Ab-Soul has never been afraid to take on major, impactful themes and “Do What Thou Wilt” is no different. The major themes encompassed on this release include Soul’s conflicted feelings towards Christianity (explored heavily on ‘Threatening Nature’), his appreciation for substances (delved into on the finely crafted and insanely infections ‘D.R.U.G.S) and perhaps most prominently, feminism. Unlike other rappers who confuse feminism with performing cunnilingus (looking at you Mac Miller), Soul has a genuine interest in equal rights and equal representation. On ‘Threatening Nature’ he raps, “Way back when I was in grade school, I learned about history / But what about her story? – did anybody ask?” There is also a running motif throughout this album that God is in fact a woman. The aptly named “God’s a Girl?” and the line “I rhyme like I’m God’s only begotten son / She so loved the world she gave Soul the world” on “HER World” all help explain Soul’s female and equality-centric worldview.

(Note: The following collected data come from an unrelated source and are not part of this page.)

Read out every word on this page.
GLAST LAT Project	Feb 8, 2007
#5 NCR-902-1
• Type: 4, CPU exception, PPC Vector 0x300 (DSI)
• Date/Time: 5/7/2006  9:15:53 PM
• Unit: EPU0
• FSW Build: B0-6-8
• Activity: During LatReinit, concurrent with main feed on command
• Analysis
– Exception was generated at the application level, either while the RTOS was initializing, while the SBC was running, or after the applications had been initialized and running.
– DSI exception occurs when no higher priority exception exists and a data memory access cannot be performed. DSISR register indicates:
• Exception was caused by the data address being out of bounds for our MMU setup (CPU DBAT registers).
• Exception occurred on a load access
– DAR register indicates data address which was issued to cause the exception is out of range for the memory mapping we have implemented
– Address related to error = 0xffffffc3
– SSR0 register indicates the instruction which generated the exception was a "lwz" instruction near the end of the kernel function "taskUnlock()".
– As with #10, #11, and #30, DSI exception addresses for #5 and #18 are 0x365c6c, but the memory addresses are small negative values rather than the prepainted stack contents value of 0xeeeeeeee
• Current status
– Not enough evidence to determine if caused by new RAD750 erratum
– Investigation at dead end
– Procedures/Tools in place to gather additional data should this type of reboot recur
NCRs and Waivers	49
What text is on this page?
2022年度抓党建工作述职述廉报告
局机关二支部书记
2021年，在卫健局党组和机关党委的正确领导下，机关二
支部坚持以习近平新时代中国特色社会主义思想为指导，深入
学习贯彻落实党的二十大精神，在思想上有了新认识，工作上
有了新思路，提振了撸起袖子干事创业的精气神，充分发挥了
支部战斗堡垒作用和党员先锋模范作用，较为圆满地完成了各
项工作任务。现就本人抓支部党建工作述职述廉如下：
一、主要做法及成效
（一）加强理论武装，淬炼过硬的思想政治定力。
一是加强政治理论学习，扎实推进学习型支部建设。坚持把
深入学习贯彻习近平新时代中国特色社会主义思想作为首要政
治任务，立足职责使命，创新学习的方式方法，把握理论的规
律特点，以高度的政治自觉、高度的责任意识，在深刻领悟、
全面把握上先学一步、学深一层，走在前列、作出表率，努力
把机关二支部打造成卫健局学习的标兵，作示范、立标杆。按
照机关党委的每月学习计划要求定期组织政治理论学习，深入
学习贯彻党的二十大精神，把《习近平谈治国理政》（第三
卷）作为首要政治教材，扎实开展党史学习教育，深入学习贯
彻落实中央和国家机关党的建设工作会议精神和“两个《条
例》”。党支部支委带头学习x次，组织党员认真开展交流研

“Do What Thou Wilt” is a well-crafted, endlessly witty and unpredictable rap release. Soul truly steps his emceeing skills up for this record, scattering and mixing his flow throughout the album and effortlessly dropping double entendres like “A criminal’s best asset is his liability (lie ability).” The production can become a bit too reliant on the drums at times, but the minimalist canvases often give Soul center stage so his wordplay and thematic elements can be put in focus. While Soul is certainly not the most famous or successful of the TDE rappers, he is certainly the most overlooked. “Do What Thou Wilt” is out now via Top Dawg Entertainment.